Side effects of Chantix
Chantix became FDA-approved in 2006. Since its introduction, the drug has had a long, sordid history of problems. By 2009, Chantix was required to carry the FDA’s most severe warning, also known as the “black box label”. The warning label advises patients (and the people around them) to monitor for hostility, mood changes, and suicidal tendencies.
In the last five years, 544 suicides and 1,869 attempted suicides have been reported to the FDA as “adverse events” in connection with Chantix, according to documents obtained by V4P3R.com under the Freedom of Information Act.
Pfizer, the Big Pharma company responsible for making Chantix, has successfully lobbied the FDA on numerous occasions to soften the text of the warning label, and continues to push for removal of the label completely.
In 2012, Pfizer reported that Chantix sales were in excess of $670 million. By 2013, Pfizer had spent over $300 million to settle over 2,700 Chantix-related lawsuits.
Dr.

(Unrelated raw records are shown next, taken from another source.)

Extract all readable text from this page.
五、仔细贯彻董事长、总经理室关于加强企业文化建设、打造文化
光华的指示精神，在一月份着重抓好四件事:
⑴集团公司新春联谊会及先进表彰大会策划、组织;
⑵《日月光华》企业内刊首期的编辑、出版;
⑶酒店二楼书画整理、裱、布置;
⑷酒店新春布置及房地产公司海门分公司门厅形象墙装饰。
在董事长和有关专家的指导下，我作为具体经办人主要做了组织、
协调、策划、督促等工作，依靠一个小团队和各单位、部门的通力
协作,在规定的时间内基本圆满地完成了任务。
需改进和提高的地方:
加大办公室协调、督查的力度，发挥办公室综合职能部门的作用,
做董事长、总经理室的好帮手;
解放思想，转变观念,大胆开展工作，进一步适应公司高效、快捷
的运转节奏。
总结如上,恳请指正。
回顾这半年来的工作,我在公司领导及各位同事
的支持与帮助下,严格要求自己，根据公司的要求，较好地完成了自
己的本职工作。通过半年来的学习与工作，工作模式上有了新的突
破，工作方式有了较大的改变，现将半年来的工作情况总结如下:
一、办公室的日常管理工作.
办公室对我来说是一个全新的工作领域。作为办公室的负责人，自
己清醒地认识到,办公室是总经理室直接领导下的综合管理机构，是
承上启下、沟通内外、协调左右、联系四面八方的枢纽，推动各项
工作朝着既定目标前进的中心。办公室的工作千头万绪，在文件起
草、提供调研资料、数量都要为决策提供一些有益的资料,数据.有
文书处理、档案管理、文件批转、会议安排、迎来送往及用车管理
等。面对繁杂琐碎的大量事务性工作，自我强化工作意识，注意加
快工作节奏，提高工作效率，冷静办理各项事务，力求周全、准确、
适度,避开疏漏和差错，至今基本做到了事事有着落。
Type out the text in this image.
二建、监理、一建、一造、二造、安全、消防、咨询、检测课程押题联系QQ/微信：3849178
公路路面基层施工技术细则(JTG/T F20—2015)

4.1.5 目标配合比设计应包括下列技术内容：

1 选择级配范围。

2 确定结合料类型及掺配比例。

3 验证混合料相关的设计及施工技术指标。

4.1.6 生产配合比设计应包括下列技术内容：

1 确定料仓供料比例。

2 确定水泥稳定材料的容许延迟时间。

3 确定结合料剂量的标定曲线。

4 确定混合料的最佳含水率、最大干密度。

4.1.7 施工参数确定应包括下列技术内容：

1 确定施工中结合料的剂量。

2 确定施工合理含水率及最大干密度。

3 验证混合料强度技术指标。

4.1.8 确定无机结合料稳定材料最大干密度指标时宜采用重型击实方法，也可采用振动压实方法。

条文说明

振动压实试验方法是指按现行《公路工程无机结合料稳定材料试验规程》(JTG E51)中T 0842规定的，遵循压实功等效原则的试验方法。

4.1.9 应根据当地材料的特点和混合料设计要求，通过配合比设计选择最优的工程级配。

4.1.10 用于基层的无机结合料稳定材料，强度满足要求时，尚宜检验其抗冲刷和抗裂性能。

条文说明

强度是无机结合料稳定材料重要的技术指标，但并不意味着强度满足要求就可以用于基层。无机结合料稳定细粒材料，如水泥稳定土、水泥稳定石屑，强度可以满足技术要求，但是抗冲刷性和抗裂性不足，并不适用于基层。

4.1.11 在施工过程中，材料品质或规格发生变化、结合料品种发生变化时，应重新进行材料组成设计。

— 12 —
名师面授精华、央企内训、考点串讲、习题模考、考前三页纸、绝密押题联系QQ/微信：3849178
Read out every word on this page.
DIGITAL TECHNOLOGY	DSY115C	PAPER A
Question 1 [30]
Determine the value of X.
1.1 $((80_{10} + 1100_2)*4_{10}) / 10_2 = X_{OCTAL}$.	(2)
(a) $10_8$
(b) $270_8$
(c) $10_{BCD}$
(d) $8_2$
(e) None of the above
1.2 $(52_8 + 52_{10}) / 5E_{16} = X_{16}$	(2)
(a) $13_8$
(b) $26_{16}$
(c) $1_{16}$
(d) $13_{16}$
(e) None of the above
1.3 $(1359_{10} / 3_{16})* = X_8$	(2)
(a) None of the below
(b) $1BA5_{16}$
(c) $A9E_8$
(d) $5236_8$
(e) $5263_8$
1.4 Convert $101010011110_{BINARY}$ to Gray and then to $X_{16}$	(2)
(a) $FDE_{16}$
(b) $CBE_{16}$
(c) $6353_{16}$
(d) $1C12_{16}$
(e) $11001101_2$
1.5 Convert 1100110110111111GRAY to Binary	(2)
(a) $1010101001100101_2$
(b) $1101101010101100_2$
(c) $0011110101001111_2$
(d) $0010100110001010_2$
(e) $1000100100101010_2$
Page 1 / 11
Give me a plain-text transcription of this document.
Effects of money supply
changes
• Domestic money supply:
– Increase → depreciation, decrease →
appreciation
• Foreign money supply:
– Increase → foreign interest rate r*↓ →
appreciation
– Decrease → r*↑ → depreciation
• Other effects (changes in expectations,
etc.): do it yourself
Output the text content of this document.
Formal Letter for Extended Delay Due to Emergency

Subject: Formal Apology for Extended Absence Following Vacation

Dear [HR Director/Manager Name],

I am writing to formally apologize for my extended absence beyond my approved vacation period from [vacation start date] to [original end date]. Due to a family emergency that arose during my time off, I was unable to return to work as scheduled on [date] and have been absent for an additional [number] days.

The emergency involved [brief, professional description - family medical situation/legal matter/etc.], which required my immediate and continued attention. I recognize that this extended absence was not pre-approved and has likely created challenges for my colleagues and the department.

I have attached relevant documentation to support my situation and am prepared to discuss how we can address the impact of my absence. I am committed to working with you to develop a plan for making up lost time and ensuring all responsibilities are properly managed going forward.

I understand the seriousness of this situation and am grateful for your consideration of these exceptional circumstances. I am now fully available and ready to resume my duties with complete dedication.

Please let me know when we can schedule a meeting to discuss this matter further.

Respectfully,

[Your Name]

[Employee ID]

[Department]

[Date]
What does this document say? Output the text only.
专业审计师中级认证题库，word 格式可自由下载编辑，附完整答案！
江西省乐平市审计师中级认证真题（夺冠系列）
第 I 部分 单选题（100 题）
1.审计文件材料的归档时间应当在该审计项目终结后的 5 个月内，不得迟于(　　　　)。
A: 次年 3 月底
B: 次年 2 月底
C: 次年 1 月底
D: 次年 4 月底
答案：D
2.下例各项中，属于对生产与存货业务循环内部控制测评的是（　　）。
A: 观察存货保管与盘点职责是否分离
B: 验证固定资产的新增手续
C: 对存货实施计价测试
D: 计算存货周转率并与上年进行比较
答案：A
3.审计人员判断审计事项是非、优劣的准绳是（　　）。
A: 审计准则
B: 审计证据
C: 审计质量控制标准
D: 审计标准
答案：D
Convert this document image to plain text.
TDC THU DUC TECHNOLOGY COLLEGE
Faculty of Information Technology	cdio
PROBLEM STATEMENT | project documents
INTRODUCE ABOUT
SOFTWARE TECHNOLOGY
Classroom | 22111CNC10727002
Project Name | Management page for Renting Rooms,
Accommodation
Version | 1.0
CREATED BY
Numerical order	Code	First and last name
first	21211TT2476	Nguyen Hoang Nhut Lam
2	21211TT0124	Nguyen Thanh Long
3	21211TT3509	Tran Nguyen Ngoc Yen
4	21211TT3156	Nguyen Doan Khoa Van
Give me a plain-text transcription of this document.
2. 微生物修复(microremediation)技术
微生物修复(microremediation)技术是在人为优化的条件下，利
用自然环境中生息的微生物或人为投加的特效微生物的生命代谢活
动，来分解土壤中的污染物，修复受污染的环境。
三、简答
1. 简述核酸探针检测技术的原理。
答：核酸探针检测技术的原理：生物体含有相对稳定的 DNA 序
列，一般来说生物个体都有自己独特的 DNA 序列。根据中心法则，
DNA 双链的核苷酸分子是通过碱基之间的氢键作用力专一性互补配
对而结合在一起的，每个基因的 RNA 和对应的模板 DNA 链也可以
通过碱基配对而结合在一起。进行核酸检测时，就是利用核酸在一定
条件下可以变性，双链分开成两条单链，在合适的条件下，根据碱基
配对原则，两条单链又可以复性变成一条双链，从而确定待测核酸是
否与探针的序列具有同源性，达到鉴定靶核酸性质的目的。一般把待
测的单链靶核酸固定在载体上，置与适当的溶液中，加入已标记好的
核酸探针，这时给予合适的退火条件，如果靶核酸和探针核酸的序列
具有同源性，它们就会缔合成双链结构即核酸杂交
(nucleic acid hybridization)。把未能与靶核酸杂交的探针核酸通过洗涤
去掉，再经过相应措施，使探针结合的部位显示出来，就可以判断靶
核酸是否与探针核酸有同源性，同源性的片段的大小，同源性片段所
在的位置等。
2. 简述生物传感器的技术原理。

Thomas J. Moore, senior researcher with the Institute for Safe Medication Practices, was testing new software to analyze adverse events when he made a startling discovery:
Here, basically going off the charts, was this new smoking-cessation drug called Chantix.
Based on Moore’s research, the ISMP issued a report saying the group had “immediate safety concerns” about Chantix “among persons operating aircraft, trains, buses and other vehicles.”
The Federal Aviation Administration (FAA) and Defense Department has banned Chantix use among pilots and air traffic controllers. The military also banned Chantix for missile crews.
Smoking remains the biggest cause of preventable death in the United States, yet the FDA stands behind Chantix and seeks to clamp down on vaping. Anti-smoking groups and overzealous politicians are also calling for the removal of e-cigs from the market, despite there being no link to any serious adverse health effects.
How can these groups continue to advocate for the use of a drug that has documented links to rage, depression, and suicide in an abnormally high percentage of users, while at the same time discouraging vaping as a safe smoking cessation tool?
The answer is disturbingly simple: money is more valuable than lives
Pfizer is a major money contributor to anti-smoking groups, and has hands in the pockets of politicians eager to make a name for themselves “in the public interest” of banning vaping-related products.
With millions of dollars in contributions at stake, of course these groups and politicians are going to avoid biting the hand that feeds them and not publicly speak out against a dangerous drug. Of course they are going to oppose vaping, because e-cigarettes take away potential users of Chantix.